Pick a balance number of odd and even numbers in python

Question

I need help please. I have this program.

col1 = [1,2,3,4,5,6,7,8,10,13,16]
col2 = [2,4,5,6,7,9,11,13,14,15,17,18,19,20,21,22] 
col3 = [7,8,10,12,13,14,15,16,17,18,19,23,24,25,27,29,30] 
col4 = [9,12,17,18,19,20,22,23,24,25,26,28,30,31,33] 
col5 = [20,21,24,25,26,28,30,32,33,34,35] 
b1 = [1,3,5,7,8] 
b2 = [2,4,6,7,9,10,11,12] 

def pickem():
    pick1 = random.choice(col1)
    pick2 = random.choice( [i for i in col2 if i > pick1] )
    pick3 = random.choice( [i for i in col3 if i > pick2] )
    pick4 = random.choice( [i for i in col4 if i > pick3] )
    pick5 = random.choice( [i for i in col5 if i > pick4] )

    bonus1 = random.choice(b1)
    bonus2 = random.choice(b2)

    return (pick1,pick2,pick3,pick4,pick5,bonus1,bonus2)

print( pickem() )

I would like the picked number to have a sum total of 3 odd numbers. Is there a way I can do that? It is choosing random numbers from the list I provided above but it will check to see how many of them are odd and if there are less than 3 or whatever amount I put it will pick again until there are 3 odd numbers in total, but only in col1 - col5. So though the final number are seven digits long, I only want to the first 5 digits to have a total of 3 odds. Thank you for your help.

Answer 1

Your code can be drastically simplified if you use a list of lists for both the columns and the bonuses, rather than maintaining a separate variable for each list.

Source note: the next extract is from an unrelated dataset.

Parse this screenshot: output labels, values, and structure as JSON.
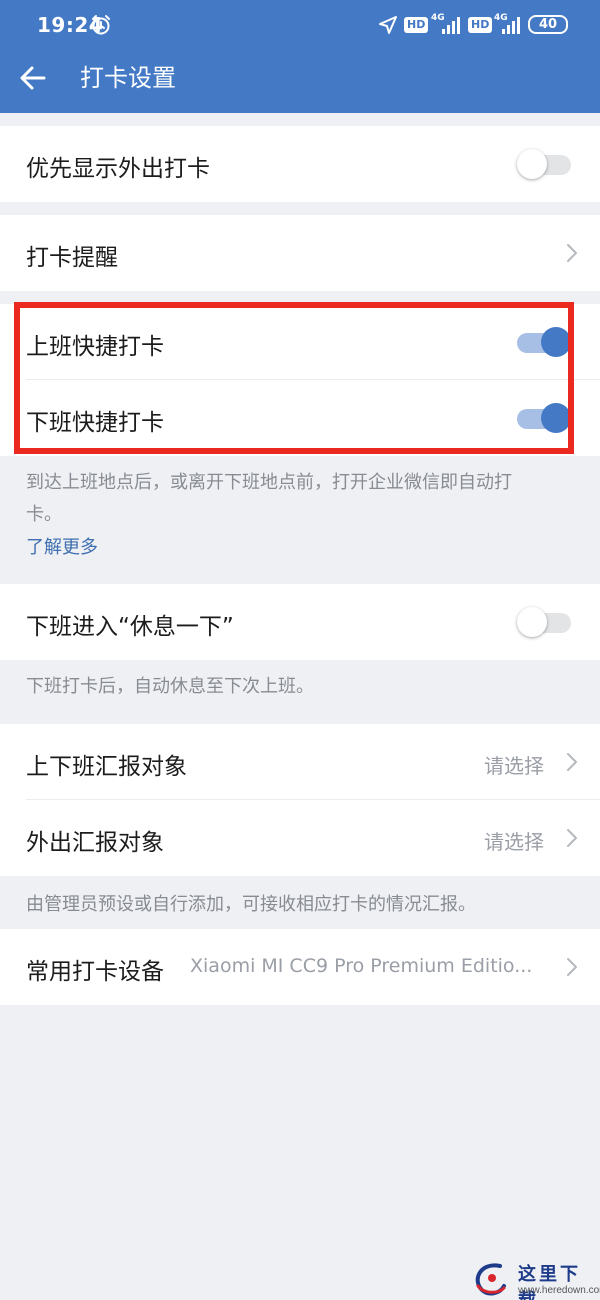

To generate the pick results, we pick a random number from the first list. Then, for every list after that, we slice off any element that is less than the element we picked last. Since the columns are sorted in ascending order, we can use the bisect module to efficiently find where to slice.

Finally, we check whether there's less than 3 odd numbers in our selected numbers. If there is, we repick all the numbers. If not, we move to selecting the bonus numbers.

The generation of the bonus results is similar to what you've done, but I've made it more concise using a list comprehension.

Here is the resulting code:

import bisect
import random

columns = [
    [1,2,3,4,5,6,7,8,10,13,16],
    [2,4,5,6,7,9,11,13,14,15,17,18,19,20,21,22], 
    [7,8,10,12,13,14,15,16,17,18,19,23,24,25,27,29,30],
    [9,12,17,18,19,20,22,23,24,25,26,28,30,31,33], 
    [20,21,24,25,26,28,30,32,33,34,35]
]

bonuses = [
    [1,3,5,7,8], 
    [2,4,6,7,9,10,11,12]
]

pick_results = []
while not pick_results:
    for column in columns:
        if not pick_results:
            pick_results.append(random.choice(column))
        else:
            pick_results.append(
                random.choice(column[bisect.bisect(column, pick_results[-1]):])
            )
    # Change to == 3 if you want there to be exactly 3 odd numbers.
    if sum(1 for item in pick_results if item % 2 == 1) < 3:
        pick_results = []
        
bonus_results = [random.choice(lst) for lst in bonuses]
print(tuple(pick_results) + tuple(bonus_results))

Answer 2

Use the Modulus Operator to check if any given value is even or odd:

def is_even(value):
    if value % 2 == 0:
        return True
    else:
        return False

The Modulus Operator returns the positive integer residue of the division a / b. So if b = 2, then Modulus will always return 0 for even numbers as all even values divide by 2 with no residue. All odd numbers return 1.

So by implementing the is_even-check you can call this function with all chosen random values and just count how often the functions returns True.